Question

Я очень плохо знаком с C и борюсь с правильным управлением памятью, и сталкиваюсь с многочисленными ошибками сегментов в моей программе.

Моя конечная цель - взять текстовый файл и количество потоков. введите в качестве пользовательских аргументов, получите размер файла, а затем разделите файл на основе количества потоков, введенных пользователем.

Каждый поток будет затем читать часть файла и затем извлекать токены из своего блока. чтение. Если токен больше 5 символов, его нужно добавить в массив вместе с количеством раз, которое токен встречался во всем тексте. Так что, в конце концов, я надеюсь получить список из первых n слов> 5, используемых в тексте.

Однако, возможно, это мой третий раз, когда я использую C, и я немного борюсь и получаю довольно несколько ошибок.
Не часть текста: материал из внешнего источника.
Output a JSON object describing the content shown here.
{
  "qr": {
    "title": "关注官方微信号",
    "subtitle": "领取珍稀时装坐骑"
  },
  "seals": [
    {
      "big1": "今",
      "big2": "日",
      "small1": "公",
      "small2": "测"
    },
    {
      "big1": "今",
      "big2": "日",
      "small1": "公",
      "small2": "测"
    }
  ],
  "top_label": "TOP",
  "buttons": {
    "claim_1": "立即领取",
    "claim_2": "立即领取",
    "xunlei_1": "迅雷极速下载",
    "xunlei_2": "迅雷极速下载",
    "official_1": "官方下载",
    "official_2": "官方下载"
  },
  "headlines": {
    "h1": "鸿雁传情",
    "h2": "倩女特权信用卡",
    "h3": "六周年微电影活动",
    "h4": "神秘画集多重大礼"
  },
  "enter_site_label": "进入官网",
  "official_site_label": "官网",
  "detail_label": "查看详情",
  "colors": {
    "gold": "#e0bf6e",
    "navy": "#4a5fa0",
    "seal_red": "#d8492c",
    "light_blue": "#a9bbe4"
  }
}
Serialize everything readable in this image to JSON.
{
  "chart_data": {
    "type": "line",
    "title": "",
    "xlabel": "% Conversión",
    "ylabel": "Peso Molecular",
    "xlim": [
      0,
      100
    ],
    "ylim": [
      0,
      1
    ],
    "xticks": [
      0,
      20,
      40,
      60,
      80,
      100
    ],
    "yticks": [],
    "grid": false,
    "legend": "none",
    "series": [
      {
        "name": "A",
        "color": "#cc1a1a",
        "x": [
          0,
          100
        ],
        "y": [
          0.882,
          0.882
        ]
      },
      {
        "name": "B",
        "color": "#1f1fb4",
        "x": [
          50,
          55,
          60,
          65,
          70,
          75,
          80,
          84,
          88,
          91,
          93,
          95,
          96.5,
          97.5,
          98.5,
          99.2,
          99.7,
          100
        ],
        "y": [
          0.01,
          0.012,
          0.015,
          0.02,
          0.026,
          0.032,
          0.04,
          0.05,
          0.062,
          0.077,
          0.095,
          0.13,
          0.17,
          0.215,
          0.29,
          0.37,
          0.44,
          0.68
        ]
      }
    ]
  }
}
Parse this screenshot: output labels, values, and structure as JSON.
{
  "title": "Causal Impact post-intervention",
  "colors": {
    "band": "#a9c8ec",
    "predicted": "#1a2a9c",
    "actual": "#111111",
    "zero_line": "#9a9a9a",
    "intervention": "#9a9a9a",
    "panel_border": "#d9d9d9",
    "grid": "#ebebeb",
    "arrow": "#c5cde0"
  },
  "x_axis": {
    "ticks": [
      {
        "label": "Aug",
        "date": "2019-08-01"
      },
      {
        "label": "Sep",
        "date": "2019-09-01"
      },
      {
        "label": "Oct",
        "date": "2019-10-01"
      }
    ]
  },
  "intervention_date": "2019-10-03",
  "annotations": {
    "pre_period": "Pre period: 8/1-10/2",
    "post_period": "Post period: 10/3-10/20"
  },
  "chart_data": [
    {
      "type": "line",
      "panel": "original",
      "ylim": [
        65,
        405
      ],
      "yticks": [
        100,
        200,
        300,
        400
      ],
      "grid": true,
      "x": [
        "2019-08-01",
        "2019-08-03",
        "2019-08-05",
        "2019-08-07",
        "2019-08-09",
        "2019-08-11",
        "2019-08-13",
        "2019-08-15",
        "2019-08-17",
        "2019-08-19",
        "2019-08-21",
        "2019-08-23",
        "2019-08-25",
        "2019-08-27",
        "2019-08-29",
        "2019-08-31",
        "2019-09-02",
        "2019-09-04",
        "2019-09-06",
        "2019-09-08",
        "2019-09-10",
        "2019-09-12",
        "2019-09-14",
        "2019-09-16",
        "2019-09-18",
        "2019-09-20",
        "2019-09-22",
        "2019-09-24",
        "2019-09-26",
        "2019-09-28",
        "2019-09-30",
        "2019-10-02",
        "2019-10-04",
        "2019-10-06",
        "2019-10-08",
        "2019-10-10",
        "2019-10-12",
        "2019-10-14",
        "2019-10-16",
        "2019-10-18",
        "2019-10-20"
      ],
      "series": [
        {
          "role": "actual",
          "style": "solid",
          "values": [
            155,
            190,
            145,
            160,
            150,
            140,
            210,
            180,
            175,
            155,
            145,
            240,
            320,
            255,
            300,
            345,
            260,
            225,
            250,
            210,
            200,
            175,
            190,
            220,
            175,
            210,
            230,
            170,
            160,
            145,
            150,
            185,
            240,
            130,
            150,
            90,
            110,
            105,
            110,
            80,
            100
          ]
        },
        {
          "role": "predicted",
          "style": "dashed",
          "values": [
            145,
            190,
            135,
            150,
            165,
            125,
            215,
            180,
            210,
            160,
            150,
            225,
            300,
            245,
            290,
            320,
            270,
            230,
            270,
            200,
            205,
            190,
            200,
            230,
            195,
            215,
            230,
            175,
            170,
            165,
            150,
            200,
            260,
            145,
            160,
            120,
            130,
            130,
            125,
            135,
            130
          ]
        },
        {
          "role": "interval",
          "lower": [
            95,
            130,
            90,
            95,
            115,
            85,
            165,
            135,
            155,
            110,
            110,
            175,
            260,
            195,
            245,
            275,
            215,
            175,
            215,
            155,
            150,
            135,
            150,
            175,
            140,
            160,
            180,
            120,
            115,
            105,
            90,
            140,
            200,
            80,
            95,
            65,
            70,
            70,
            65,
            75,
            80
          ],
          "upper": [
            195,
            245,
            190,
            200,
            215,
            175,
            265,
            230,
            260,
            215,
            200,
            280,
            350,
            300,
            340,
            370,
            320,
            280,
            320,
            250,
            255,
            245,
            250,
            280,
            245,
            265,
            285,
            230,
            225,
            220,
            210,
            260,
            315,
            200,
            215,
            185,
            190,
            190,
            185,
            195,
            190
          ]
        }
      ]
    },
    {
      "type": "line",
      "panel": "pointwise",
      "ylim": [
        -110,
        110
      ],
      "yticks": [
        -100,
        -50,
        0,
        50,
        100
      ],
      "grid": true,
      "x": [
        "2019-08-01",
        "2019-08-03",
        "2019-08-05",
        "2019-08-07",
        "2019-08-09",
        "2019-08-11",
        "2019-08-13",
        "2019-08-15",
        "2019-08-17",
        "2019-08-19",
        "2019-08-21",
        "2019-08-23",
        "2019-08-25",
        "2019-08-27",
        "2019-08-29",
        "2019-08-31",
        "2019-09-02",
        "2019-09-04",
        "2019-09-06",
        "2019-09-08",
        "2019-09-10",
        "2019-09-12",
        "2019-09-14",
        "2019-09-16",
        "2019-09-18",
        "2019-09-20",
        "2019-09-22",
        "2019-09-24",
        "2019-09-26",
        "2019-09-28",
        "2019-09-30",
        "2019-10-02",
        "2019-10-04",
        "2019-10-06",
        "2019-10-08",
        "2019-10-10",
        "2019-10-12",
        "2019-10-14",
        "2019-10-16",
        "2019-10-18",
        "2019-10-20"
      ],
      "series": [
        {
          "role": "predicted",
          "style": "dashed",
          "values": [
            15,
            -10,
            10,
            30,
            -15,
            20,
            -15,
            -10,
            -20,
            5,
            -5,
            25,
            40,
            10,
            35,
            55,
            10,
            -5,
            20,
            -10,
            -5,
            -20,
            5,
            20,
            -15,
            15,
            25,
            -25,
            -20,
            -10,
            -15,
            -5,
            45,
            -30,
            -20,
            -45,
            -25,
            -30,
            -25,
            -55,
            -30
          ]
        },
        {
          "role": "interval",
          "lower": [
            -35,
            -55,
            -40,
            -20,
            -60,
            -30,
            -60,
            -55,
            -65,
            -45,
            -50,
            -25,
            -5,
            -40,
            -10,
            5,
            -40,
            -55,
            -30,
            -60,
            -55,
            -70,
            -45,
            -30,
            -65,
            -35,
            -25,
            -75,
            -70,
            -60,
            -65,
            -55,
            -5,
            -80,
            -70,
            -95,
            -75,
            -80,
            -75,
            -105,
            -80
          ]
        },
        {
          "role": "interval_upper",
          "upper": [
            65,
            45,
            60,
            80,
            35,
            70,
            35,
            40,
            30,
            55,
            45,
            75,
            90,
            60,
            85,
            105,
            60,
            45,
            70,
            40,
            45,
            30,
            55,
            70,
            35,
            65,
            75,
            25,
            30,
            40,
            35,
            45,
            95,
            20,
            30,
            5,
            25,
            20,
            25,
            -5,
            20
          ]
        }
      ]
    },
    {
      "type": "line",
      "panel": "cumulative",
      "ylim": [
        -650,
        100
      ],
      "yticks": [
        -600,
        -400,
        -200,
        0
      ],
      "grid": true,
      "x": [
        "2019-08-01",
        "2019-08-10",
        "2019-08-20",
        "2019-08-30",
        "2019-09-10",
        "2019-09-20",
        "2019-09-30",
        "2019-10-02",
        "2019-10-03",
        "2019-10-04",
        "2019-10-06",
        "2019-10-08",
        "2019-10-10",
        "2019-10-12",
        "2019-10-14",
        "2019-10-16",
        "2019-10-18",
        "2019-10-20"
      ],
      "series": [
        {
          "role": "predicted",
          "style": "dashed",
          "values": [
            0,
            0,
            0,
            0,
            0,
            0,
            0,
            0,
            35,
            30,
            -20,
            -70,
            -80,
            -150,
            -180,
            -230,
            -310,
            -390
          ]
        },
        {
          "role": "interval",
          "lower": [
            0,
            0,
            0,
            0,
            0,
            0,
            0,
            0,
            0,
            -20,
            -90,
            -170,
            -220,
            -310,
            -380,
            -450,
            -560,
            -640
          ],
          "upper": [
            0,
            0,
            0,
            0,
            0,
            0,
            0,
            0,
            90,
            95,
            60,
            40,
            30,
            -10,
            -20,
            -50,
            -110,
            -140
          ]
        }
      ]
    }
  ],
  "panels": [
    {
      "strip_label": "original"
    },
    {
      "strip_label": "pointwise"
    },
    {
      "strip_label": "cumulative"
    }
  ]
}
Я пытался проработать это сам, используя valgrind и другие инструменты отладки, но я довольно растерян.

От valgrind я получаю следующие сообщения:

==27634== 1 errors in context 1 of 5:
==27634== Conditional jump or move depends on uninitialised value(s)
==27634==    at 0x50B7B4C: vfprintf (vfprintf.c:1642)
==27634==    by 0x50BFF25: printf (printf.c:33)
==27634==    by 0x10919F: main (in /home/student/Desktop/hw2/main)
==27634== 
==27634== 
==27634== 1 errors in context 2 of 5:
==27634== Conditional jump or move depends on uninitialised value(s)
==27634==    at 0x50B7014: vfprintf (vfprintf.c:1642)
==27634==    by 0x50BFF25: printf (printf.c:33)
==27634==    by 0x10919F: main (in /home/student/Desktop/hw2/main)
==27634== 
==27634== 
==27634== 1 errors in context 3 of 5:
==27634== Conditional jump or move depends on uninitialised value(s)
==27634==    at 0x50B3875: _itoa_word (_itoa.c:179)
==27634==    by 0x50B6F0D: vfprintf (vfprintf.c:1642)
==27634==    by 0x50BFF25: printf (printf.c:33)
==27634==    by 0x10919F: main (in /home/student/Desktop/hw2/main)
==27634== 
==27634== 
==27634== 1 errors in context 4 of 5:
==27634== Use of uninitialised value of size 8
==27634==    at 0x50B386B: _itoa_word (_itoa.c:179)
==27634==    by 0x50B6F0D: vfprintf (vfprintf.c:1642)
==27634==    by 0x50BFF25: printf (printf.c:33)
==27634==    by 0x10919F: main (in /home/student/Desktop/hw2/main)
==27634== 
==27634== 
==27634== 1 errors in context 5 of 5:
==27634== Conditional jump or move depends on uninitialised value(s)
==27634==    at 0x50B78DA: vfprintf (vfprintf.c:1642)
==27634==    by 0x50BFF25: printf (printf.c:33)
==27634==    by 0x10919F: main (in /home/student/Desktop/hw2/main)
==27634== 
==27634== ERROR SUMMARY: 5 errors from 5 contexts (suppressed: 0 from 0)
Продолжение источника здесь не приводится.